Mona memutar bola matanya mencoba sabar.

"Silakan dijawab, Arfin?" Lani meminta jawaban.

"Gue nggak pacaran." Arfin menjawab dengan singkat, padat, dan jelas. Hanya seperti  itu, tidak ada penjelasan apapun.

Mona dan Lani buru-buru terkesiap, menahan napas, lalu kompak mengalihkan perhatian ke Marsha yang sedang menunduk melihat sepatunya. Walaupun di video yang mereka tonton Marsha tidak nampak di layar.

Ini yang sedari kemarin sore membuat Marsha lemas tak bertenaga. Bahkan sampai detik ini pun, Arfin tidak memberi klarifikasi untuknya. Arfin sudah melambungkannya begitu tinggi, tapi dalam sekejap dia dihempaskan ke bumi begitu saja.

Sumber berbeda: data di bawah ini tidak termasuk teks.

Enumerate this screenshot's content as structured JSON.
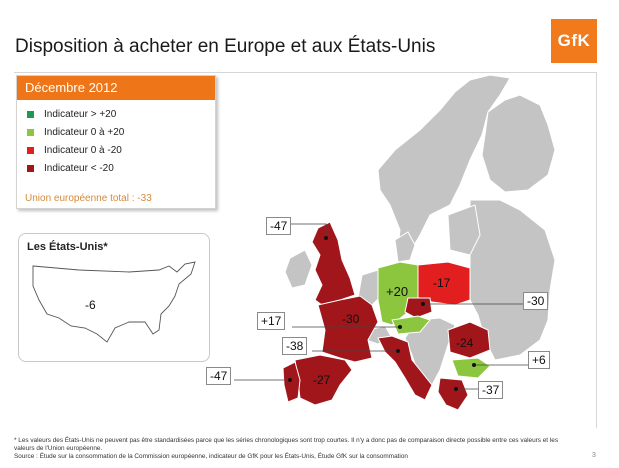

Mona menscroll sampai pada kolom komentar dan mulai membacanya satu persatu.

Ryato
Ya ampun, Mon. Itu cowok kalem banget yak ngadepin tingkah kalian. Beruntung banget di sekolah lo ada cowok macam dia!

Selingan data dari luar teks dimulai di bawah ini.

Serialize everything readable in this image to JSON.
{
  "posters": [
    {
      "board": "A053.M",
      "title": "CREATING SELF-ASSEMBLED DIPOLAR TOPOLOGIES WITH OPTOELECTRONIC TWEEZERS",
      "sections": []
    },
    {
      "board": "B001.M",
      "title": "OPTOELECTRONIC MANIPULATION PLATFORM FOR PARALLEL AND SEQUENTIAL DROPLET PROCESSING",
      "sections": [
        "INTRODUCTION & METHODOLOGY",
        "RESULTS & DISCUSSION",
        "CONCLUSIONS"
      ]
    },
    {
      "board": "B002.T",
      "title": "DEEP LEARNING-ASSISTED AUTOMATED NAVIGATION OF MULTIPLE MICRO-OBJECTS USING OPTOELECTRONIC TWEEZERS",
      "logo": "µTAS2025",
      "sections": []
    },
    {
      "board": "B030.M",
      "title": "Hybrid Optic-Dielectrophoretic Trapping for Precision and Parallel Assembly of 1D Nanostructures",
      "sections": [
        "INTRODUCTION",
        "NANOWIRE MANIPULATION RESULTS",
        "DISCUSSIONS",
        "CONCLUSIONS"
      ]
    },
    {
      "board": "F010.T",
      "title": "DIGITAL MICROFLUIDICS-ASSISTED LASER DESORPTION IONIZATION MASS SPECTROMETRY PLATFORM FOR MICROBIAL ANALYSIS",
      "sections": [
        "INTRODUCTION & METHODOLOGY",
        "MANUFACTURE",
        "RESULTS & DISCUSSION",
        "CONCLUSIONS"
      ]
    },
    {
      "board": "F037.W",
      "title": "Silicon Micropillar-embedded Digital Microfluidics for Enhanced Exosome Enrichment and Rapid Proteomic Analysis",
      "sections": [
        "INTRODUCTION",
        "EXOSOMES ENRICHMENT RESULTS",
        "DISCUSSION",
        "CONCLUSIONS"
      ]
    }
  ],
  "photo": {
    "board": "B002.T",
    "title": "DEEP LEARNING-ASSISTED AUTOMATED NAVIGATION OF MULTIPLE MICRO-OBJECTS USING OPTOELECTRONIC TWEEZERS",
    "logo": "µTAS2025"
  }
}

Mona tahu yang komentar adalah teman semasa SMP nya. Rya emang sering memberi komentar di videonya yang lain. Mona memberi tanda hati pada komentar tersebut kemudian membalas :

Monmon official
Iri kan Lo? Pindah ke sekolah gue gih

Lalu Mona lanjut membaca komen yang lain.

Septisepti
Kak, sering-sering ngevlog bareng Arfin dong. Aku habis sebel sama adek jadi  seger lagi habis nonton video ini.

Mintarestu
Si Arfin ini teman SMP gue. Dan gue baru tahu alasan dia menolak Beasiswa Harvard. Ternyata begitu....

Kanjengratuchn
Kalau Arfin suka panahan, aku mau dong dipanah cintanyaaaa

GGme
Hostnya noraaaaak, untung Arfinnya sabar!

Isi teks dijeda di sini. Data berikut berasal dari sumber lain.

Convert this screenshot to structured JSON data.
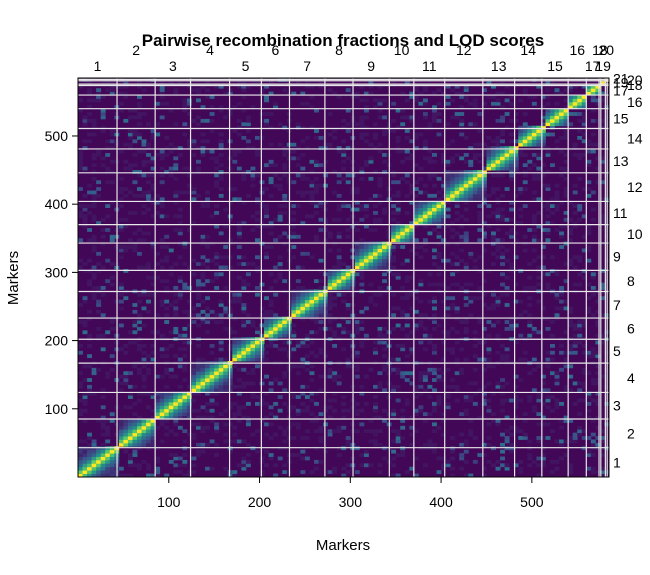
{
  "chart_data": {
    "type": "heatmap",
    "title": "Pairwise recombination fractions and LOD scores",
    "xlabel": "Markers",
    "ylabel": "Markers",
    "xlim": [
      0,
      585
    ],
    "ylim": [
      0,
      585
    ],
    "x_ticks": [
      100,
      200,
      300,
      400,
      500
    ],
    "y_ticks": [
      100,
      200,
      300,
      400,
      500
    ],
    "colormap": [
      "#440154",
      "#3b528b",
      "#21908c",
      "#5dc963",
      "#fde725"
    ],
    "chromosome_boundaries": [
      0,
      43,
      85,
      124,
      167,
      202,
      233,
      272,
      303,
      343,
      370,
      404,
      446,
      481,
      511,
      540,
      560,
      574,
      576,
      581,
      583,
      585
    ],
    "chromosomes": [
      "1",
      "2",
      "3",
      "4",
      "5",
      "6",
      "7",
      "8",
      "9",
      "10",
      "11",
      "12",
      "13",
      "14",
      "15",
      "16",
      "17",
      "18",
      "19",
      "20",
      "21"
    ],
    "top_labels": [
      "1",
      "2",
      "3",
      "4",
      "5",
      "6",
      "7",
      "8",
      "9",
      "10",
      "11",
      "12",
      "13",
      "14",
      "15",
      "16",
      "17",
      "18",
      "19",
      "20"
    ],
    "right_labels": [
      "1",
      "2",
      "3",
      "4",
      "5",
      "6",
      "7",
      "8",
      "9",
      "10",
      "11",
      "12",
      "13",
      "14",
      "15",
      "16",
      "17",
      "18",
      "19",
      "20",
      "21"
    ]
  }
}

Saat itu mobil jemputan Mona datang dan berhenti di depan mereka. Mona segera menutup laptopnya. "Gue main kerumah lo deh, kita lanjut nonton di rumah."

"Oke." Marsha mengangguk. Lagian dia sudah tahu fakta ke 3, 4, dan 5 nya. Fakta ke- 3 adalah cita-cita Arfin yang ingin menjadi dokter spesialis dalam. Fakta ke-4, hobi Arfin saat ini adalah olahraga panahan. Dan Fakta ke-5 nya adalah latar belakang keluarganya yang seperti telah disampaikan di awal. Arfin memiliki darah orang Jepang dengan marga Ishida. Tidak ada yang meragukan lagi bahwa Arfin adalah salah satu ahli waris Ishida grup, perusahaan finance raksasa asal Jepang.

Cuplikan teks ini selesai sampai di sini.